Not trying to be blunt or rude, but you should mind your own business. There is no way you can come out on this, and when things blow up, you will be the one they blame, not because you did anything wrong, but because you are convenient. It always works that way. My advice is to forget about what you saw and act as if nothing is wrong. If she is screwing around, sooner or later, her husband will figure it out and when he does, act surprised.
i see the usual infidelity apologists are out in force.
ed
You have some very good points, BR, but I also think the husband would investigate his suspicions if he really wanted to know what his wife was up to. It'd be way cheaper for him to snoop around and/or hire an investigator than continue to stand by while his wife buys expensive stuff and drags them down financially. So why hasn't he figured out what's going on with her (or had a professional do it) already? There has to be a fairly large part of him that's in denial or just doesn't want to know for whatever reason(s).I think that you have an obligation to tell her husband. The man confided in you that he has worries. He is asking for your help - as much as any self respecting man can. Can you just stand by and do nothing when you know that someone is doing something that hurts him? ( Would you tell him if someone had stolen his credit card and was using it? Would you tell him if you saw someone breaking into his house? )

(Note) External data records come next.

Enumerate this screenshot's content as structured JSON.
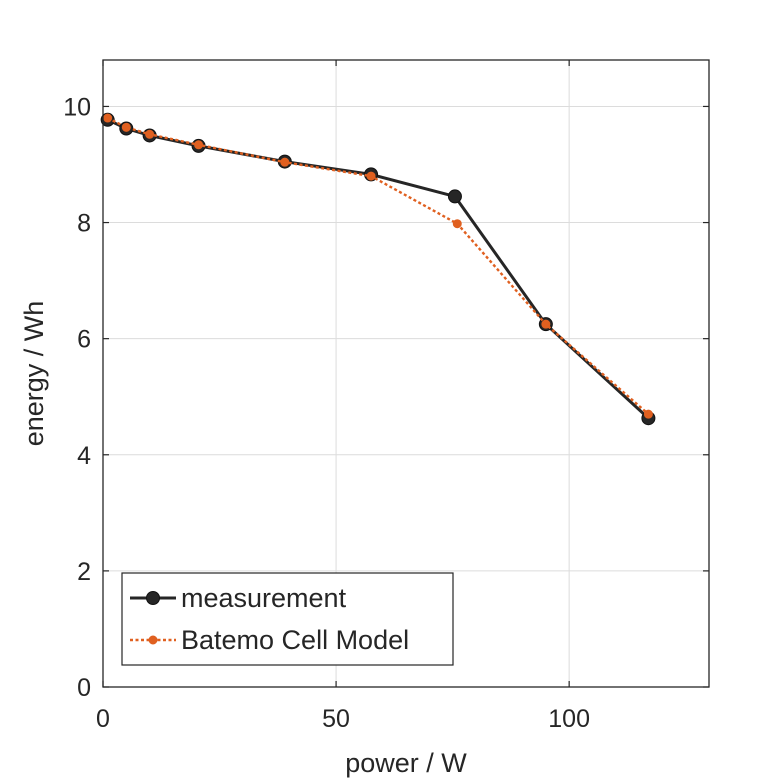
{
  "chart_data": {
    "type": "line",
    "title": "",
    "xlabel": "power / W",
    "ylabel": "energy / Wh",
    "xlim": [
      0,
      130
    ],
    "ylim": [
      0,
      10.8
    ],
    "xticks": [
      0,
      50,
      100
    ],
    "yticks": [
      0,
      2,
      4,
      6,
      8,
      10
    ],
    "grid": true,
    "legend_position": "bottom-left",
    "series": [
      {
        "name": "measurement",
        "color": "#262626",
        "line_style": "solid",
        "marker": "circle",
        "x": [
          1,
          5,
          10,
          20.5,
          39,
          57.5,
          75.5,
          95,
          117
        ],
        "y": [
          9.77,
          9.62,
          9.5,
          9.32,
          9.05,
          8.83,
          8.45,
          6.25,
          4.63
        ]
      },
      {
        "name": "Batemo Cell Model",
        "color": "#e06020",
        "line_style": "dotted",
        "marker": "circle",
        "x": [
          1,
          5,
          10,
          20.5,
          39,
          57.5,
          76,
          95,
          117
        ],
        "y": [
          9.8,
          9.64,
          9.52,
          9.34,
          9.04,
          8.8,
          7.98,
          6.25,
          4.7
        ]
      }
    ]
  }
}
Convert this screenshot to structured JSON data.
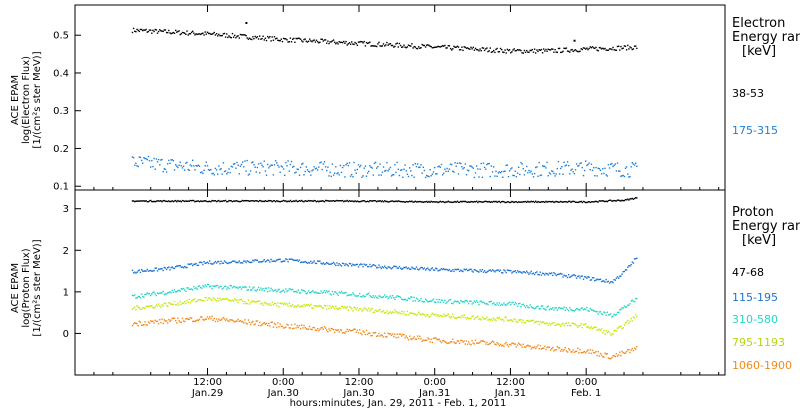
{
  "chart_data": [
    {
      "type": "scatter",
      "panel": "electron",
      "ylabel_lines": [
        "ACE EPAM",
        "log(Electron Flux)",
        "[1/(cm²s ster MeV)]"
      ],
      "ylim": [
        0.09,
        0.58
      ],
      "yticks": [
        0.1,
        0.2,
        0.3,
        0.4,
        0.5
      ],
      "ytick_labels": [
        "0.1",
        "0.2",
        "0.3",
        "0.4",
        "0.5"
      ],
      "legend_header": [
        "Electron",
        "Energy range",
        "[keV]"
      ],
      "series": [
        {
          "name": "38-53",
          "color": "#000000",
          "x_hours": [
            0,
            12,
            24,
            36,
            48,
            60,
            66,
            72,
            80
          ],
          "y": [
            0.515,
            0.505,
            0.49,
            0.48,
            0.47,
            0.46,
            0.46,
            0.465,
            0.47
          ],
          "scatter": 0.006
        },
        {
          "name": "175-315",
          "color": "#1c7fd6",
          "x_hours": [
            0,
            12,
            24,
            36,
            48,
            60,
            72,
            80
          ],
          "y": [
            0.165,
            0.15,
            0.15,
            0.145,
            0.145,
            0.145,
            0.15,
            0.145
          ],
          "scatter": 0.02
        }
      ]
    },
    {
      "type": "scatter",
      "panel": "proton",
      "ylabel_lines": [
        "ACE EPAM",
        "log(Proton Flux)",
        "[1/(cm²s ster MeV)]"
      ],
      "ylim": [
        -1.0,
        3.45
      ],
      "yticks": [
        0,
        1,
        2,
        3
      ],
      "ytick_labels": [
        "0",
        "1",
        "2",
        "3"
      ],
      "legend_header": [
        "Proton",
        "Energy range",
        "[keV]"
      ],
      "series": [
        {
          "name": "47-68",
          "color": "#000000",
          "x_hours": [
            0,
            12,
            24,
            36,
            48,
            60,
            72,
            78,
            80
          ],
          "y": [
            3.2,
            3.2,
            3.2,
            3.2,
            3.18,
            3.18,
            3.18,
            3.22,
            3.28
          ],
          "scatter": 0.015
        },
        {
          "name": "115-195",
          "color": "#1f73d1",
          "x_hours": [
            0,
            6,
            12,
            24,
            36,
            48,
            60,
            66,
            72,
            76,
            78,
            80
          ],
          "y": [
            1.5,
            1.58,
            1.72,
            1.78,
            1.65,
            1.55,
            1.5,
            1.45,
            1.35,
            1.25,
            1.5,
            1.85
          ],
          "scatter": 0.04
        },
        {
          "name": "310-580",
          "color": "#23d6c6",
          "x_hours": [
            0,
            6,
            12,
            24,
            36,
            48,
            60,
            66,
            72,
            76,
            80
          ],
          "y": [
            0.9,
            1.02,
            1.15,
            1.05,
            0.95,
            0.8,
            0.72,
            0.62,
            0.6,
            0.45,
            0.85
          ],
          "scatter": 0.05
        },
        {
          "name": "795-1193",
          "color": "#c8e60f",
          "x_hours": [
            0,
            6,
            12,
            24,
            36,
            48,
            60,
            66,
            72,
            76,
            80
          ],
          "y": [
            0.62,
            0.72,
            0.85,
            0.7,
            0.6,
            0.45,
            0.35,
            0.25,
            0.2,
            0.0,
            0.45
          ],
          "scatter": 0.05
        },
        {
          "name": "1060-1900",
          "color": "#f08a1c",
          "x_hours": [
            0,
            6,
            12,
            24,
            36,
            48,
            60,
            66,
            72,
            76,
            80
          ],
          "y": [
            0.25,
            0.32,
            0.38,
            0.2,
            0.05,
            -0.15,
            -0.25,
            -0.35,
            -0.4,
            -0.55,
            -0.35
          ],
          "scatter": 0.06
        }
      ]
    }
  ],
  "x_axis": {
    "xlim_hours": [
      -9,
      94
    ],
    "tick_hours": [
      12,
      24,
      36,
      48,
      60,
      72
    ],
    "tick_time_labels": [
      "12:00",
      "0:00",
      "12:00",
      "0:00",
      "12:00",
      "0:00"
    ],
    "tick_date_labels": [
      "Jan.29",
      "Jan.30",
      "Jan.30",
      "Jan.31",
      "Jan.31",
      "Feb. 1"
    ],
    "xlabel": "hours:minutes, Jan. 29, 2011 - Feb.  1, 2011"
  },
  "electron_outliers": [
    {
      "x_hours": 18,
      "y": 0.535
    },
    {
      "x_hours": 70,
      "y": 0.488
    }
  ]
}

Your friendship with him requires that you tell him.
To play devil's advocate again, what if the friend already has ammo on J and/or PB, or simply makes some shit up and spreads it around when she's threatened with J telling her husband about the text? A person who disrespects her spouse so much likely won't have any compunction about retaliating against people who used to be friends.Try tough love: sit her down, tell her that she has to come clean. Explain to her that she has to tell her husband, and that if she won't, you will. You can do it gently as some suggest above, or bluntly. Either way, convince her that it is time to take responsibility for her actions.